The number of Scottish businesses going to the wall continues to fall, according to new statistics.
In a sign of further improving trading conditions, professional services firm KPMG said its quarterly study of business failures showed the number had fallen “significantly” for the third period in a row.
Meanwhile, full-year figures for the 12 months to September revealed a 33% reduction on last year, with the total of 837 representing the lowest level of liquidations and administrations since the banking crisis hit late in 2008.
KPMG head of restructuring Blair Nimmo said the figures showed an improving economic environment was helping more firms keep their heads above water.
But he warned that while banks and creditors were now less inclined to force defaulting companies under, many firms are still struggling to attract the finance they need to grow.

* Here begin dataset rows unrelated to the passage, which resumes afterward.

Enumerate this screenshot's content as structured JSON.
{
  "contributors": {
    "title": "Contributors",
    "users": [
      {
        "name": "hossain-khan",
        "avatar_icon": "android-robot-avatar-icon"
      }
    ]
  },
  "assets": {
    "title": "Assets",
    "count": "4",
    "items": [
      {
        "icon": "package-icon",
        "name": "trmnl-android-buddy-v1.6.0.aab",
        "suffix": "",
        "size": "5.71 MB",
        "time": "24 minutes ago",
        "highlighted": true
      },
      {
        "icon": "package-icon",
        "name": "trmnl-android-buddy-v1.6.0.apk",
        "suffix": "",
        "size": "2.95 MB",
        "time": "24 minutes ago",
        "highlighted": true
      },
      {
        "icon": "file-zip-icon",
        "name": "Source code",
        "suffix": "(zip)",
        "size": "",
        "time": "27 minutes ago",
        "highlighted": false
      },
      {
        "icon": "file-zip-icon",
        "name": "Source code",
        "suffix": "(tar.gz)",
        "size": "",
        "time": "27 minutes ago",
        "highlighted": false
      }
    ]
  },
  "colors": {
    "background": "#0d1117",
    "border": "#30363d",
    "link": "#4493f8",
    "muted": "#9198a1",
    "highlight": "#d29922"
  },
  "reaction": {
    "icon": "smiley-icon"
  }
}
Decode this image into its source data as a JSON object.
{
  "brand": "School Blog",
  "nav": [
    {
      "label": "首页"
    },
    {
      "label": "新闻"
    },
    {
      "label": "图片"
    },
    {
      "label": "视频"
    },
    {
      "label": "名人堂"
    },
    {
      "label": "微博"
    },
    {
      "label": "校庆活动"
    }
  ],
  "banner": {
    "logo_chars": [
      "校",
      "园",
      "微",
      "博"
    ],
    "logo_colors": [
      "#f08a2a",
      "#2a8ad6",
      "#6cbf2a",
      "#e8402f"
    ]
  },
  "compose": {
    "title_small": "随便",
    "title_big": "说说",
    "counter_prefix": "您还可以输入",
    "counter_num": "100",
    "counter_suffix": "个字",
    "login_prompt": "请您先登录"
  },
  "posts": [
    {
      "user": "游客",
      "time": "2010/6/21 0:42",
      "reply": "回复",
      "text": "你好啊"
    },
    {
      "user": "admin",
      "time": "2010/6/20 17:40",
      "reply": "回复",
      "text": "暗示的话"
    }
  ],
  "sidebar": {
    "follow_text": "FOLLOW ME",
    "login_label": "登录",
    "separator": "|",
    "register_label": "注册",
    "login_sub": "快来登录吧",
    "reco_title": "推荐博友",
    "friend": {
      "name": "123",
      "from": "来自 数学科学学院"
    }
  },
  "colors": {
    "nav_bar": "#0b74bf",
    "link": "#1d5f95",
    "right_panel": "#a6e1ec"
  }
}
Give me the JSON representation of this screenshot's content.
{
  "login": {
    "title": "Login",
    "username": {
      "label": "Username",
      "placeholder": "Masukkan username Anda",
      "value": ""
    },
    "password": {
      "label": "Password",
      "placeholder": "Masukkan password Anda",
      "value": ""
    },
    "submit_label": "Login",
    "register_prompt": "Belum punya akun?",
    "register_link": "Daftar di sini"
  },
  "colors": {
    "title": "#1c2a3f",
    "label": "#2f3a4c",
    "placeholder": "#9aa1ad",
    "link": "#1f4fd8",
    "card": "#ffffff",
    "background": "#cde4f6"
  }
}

“As we take the first steps toward recovery, our figures suggest an increasingly more benign environment, with trade creditors, banks and the HMRC now more likely to explore alternative solutions rather than taking insolvency action,” Mr Nimmo said.
“It may be too soon to say whether this will translate into investment for growth as, although the number of new insolvency cases to come across our desks continues to fall, our debt advisory practice remains busy with companies, both large and small, who are still struggling to access finance.”
KPMG’s research revealed 230 insolvencies during the three months to the end of September a 27% decrease on the total of 316 reported during the same period the previous year. The result followed falls of 46% and 45% during Q1 and Q2 respectively.
While the number of administrations held steady during the quarter, a fall in the number of liquidations which typically affect smaller companies accounted for the overall reduction.